The Master and Margarita has got lots of references which connect the character of the master with Bulgakov himself. The basement where the master writes his novel perfectly matches the small house of the brothers Sergey and Vladimir Topleninov in Mansurovsky pereulok 9 in Moscow, where Bulgakov liked to come and where he also worked on The Master and Margarita. And the character of Margarita does not appear in the novel until 1929, shortly after Mikhail Boulgakov met Elena Sergeevna in real life. Incidentally, this meeting took place in the Bolshoy Gnezdnikovsky pereulok 10, «a side street of Tverskaya» where the master and Margarita also meet for the first time.

In Bulgakov's early versions of The Master and Margarita, the role of the master was somewhat different The character was called Fesiya, and he was a wise man who was interested in the devilry from the Middle Ages and the Italian Renaissance. Fesiya was occupied with demonic powers, much more than the master in later versions of the novel, he was much closer to the Faust of Johann Wolfgang von Goethe (1749-1832). Fesiya was probably inspired by the philosopher Pavel Alexandrovich Florensky (1882-1937), who was arrested in 1928 and exiled to Nizhny Novgorod. He was shot on the night of December 8, 1937.


More background information

Many people referring to the character of the master would write «Master», with a capital «M», as if it were a proper name. But that is contrary to the spirit of the novel, because the master has renounced his name. In the original text of Bulgakov himself we read «мастер» [master] all along, with a lowercase «м». For in Russia it is customary, still today, to use the description «master» for a professional, for someone who, like the masters in the guilds and crafts from the Middle Ages, has achieved a high degree of skills in his work, with an excellent knowledge of his profession.
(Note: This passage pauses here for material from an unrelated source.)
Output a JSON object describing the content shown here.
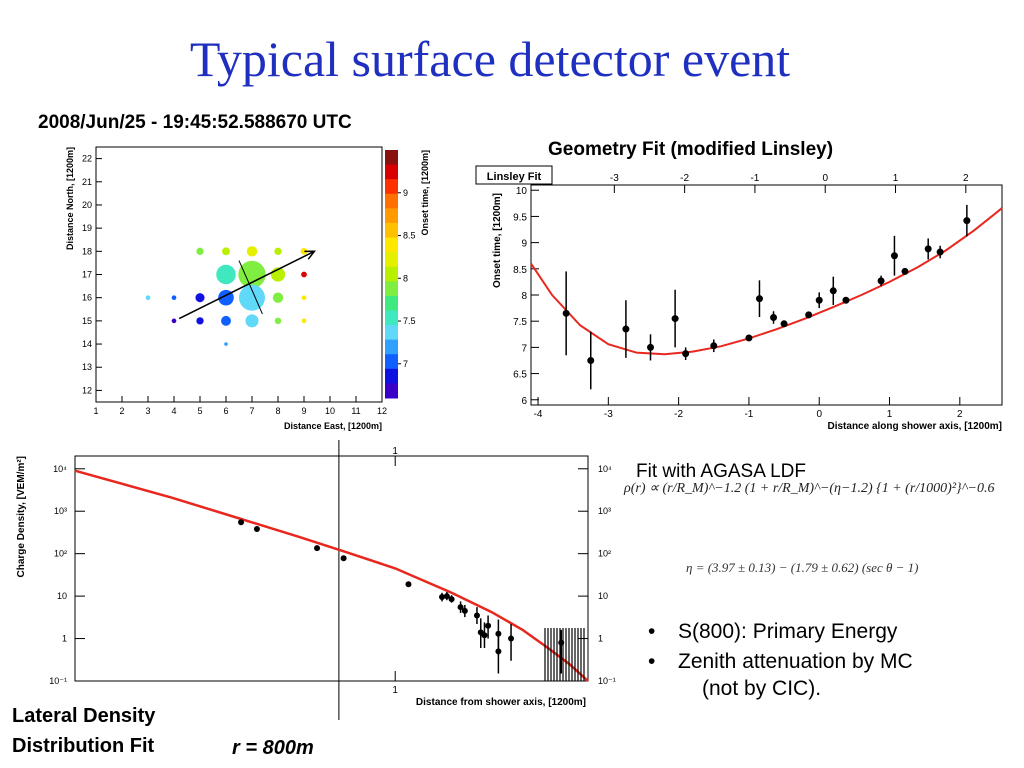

So, the master has renounced his name. That did not stop director Aleksandar Petrović from giving him a name in his 1972 film Il maestro e Margherita. In that film, the master introduces himself as Nikolay Afanasievich Maksudov. Maksudov is the main character from Bulgakov's unfinished autobiographical novel Black Snow. Other titles of this book are Theatrical Novel and A Dead Man's Memoir. Director Vladimir Bortko also referred to this name in his TV series Master i Margarita from 2005. When Behemoth returns the manuscript of the novel about Pilatus to the master after the ball, we see a glimpse of the front page on which the name Nikolay Afanasievich Maksudov appears.

The reaction of the master to the critiques in the press also reminds of the writer Nikolay Vasilevich Gogol (1809-1852). The master burned his manuscript about Pilate, Bulgakov burned his manuscript of The Hoof of the Engineer, one of the first versions of The Master and Margarita, on March 18, 1930, and Gogol burned the second part of Dead Souls on February 12, 1852. Bulgakov admired Gogol. He has adapted his Dead Souls for stage. In a letter to his friend Pavel Sergeevich Popov (1892-1964), Bulgakov wrote on April 24, 1932: «The stove long ago became my favourite editor».

The self-willed Ukrainean polemicist Alfred Nikolaevich Barkov (1941-2004) argued that not Bulgakov, but rather the Russian author Maxim Gorky (1868-1936) was the master's prototype. According to Barkov, Bulgakov himself would heve been the prototype of Ivan Bezdomny.